Buchtipps
Buchtipps
Buchtipps

BUCHTIPP:

„Working Class – Warum wir Arbeit brauchen, von der wir leben können“

(Nominiert für den Deutschen Wirtschaftsbuchpreis 2021)

0

Schon im vergangenen Jahr erschienen, ist Julia Friedrichs‘ Buch aktueller denn je. Die sozialen Verwerfungen in unserer Gesellschaft, die in der Pandemie sichtbarer wurden, treten durch die Folgen des Kriegs in der Ukraine noch deutlicher hervor: Immer mehr Menschen in Deutschland können kaum von ihrer Arbeit leben ­– obwohl sie einen Vollzeitjob haben. Der reiche Teil der Bevölkerung dagegen hält an einem Großteil des Vermögens fest und hat Mittel und Wege, diesen Reichtum schnell und einfach zu vervielfachen. Rund 50 Prozent der Menschen in Deutschland haben dagegen kein nennenswertes Vermögen und sind damit nicht gegen Eventualitäten des Lebens gewappnet.

„Ihr werdet es einmal schlechter haben!“
Die Journalistin spricht mit Politikern, Experten, Wissenschaftlern. Und sie taucht ein in die Alltagswelt der Menschen, die jeden Tag putzen, unterrichten, ins Büro gehen, um ihr Überleben zu sichern, und deren Einkommen trotzdem nicht ausreicht, um zufrieden und selbstbestimmt leben zu können. Sich Wohlstand aus eigener Kraft zu erarbeiten, ist in Deutschland schwieriger geworden. Friedrichs legt dar, dass von den nach 1980 Geborenen nur noch die Hälfte mehr als ihre Eltern verdiene. Sie fürchten, im Alter arm zu sein.

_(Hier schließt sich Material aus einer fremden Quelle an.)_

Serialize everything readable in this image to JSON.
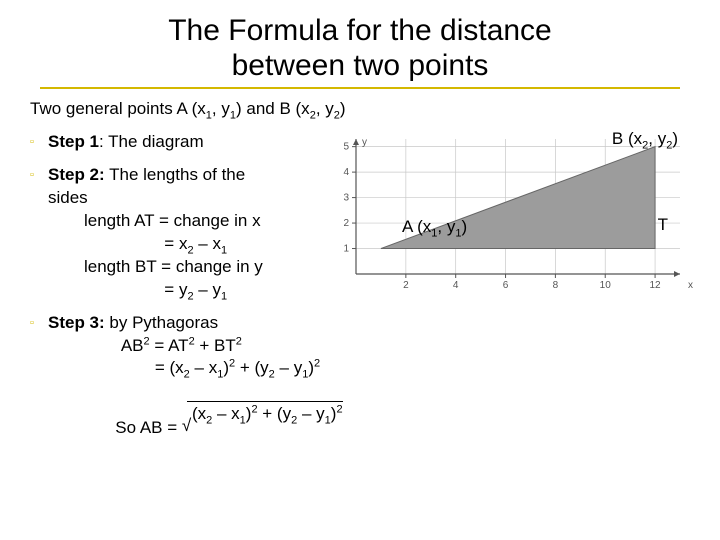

Friedrichs aufrüttelndes Buch ist eine faktenreiche Gesellschaftsanalyse, die zeigt, dass die Ursachen für diese Entwicklung der sozialen Ungleichheiten, der Kluft zwischen Kapital und Arbeit, aber auch der wirtschaftlichen Unwucht zwischen den Generationen, in einer Zeit schon lange vor der Pandemie liegen.

Wo sind die Reichen, wenn man sie mal braucht?
Die Zahlen belegen, dass sich seit Anfang der 1990er Jahre die Vermögen der Reichsten verdoppelt haben. Es waren gute Jahre für Menschen mit Kapital. Um die gravierenden wirtschaftlichen Folgen der Pandemie für die Gesellschaft abzumildern, wäre jetzt eine gute Zeit, etwas abzugeben. Es gab in der Corona-Krise zwar einzelne Beispiele der Krisen-Charity. Eine Initiative wie „The giving pledge“ in den Staaten, deren superreiche Mitglieder sich verpflichten, zu Lebzeiten einen Großteil ihres Vermögens abzugeben, ist in Deutschland aber nicht in Sicht. Friedrichs fragt sich: Wann steht man einer Gesellschaft zur Seite, wenn nicht jetzt?

Das trifft auch Fundraiser*innen
Die sich immer weiter öffnende Schere zwischen Arm und Reich trifft auch gemeinnützige Organisationen. Schon jetzt ist zu beobachten, dass sich das jährliche Spendenvolumen aus einem immer kleineren Topf speist. Der gemeinnützige Sektor muss sich also darauf einstellen, seine Bemühungen um Spendengelder auf einen zunehmend kleiner werdenden Spenderkreis zu konzentrieren oder auch niedrigschwellige Angebote zu schaffen. 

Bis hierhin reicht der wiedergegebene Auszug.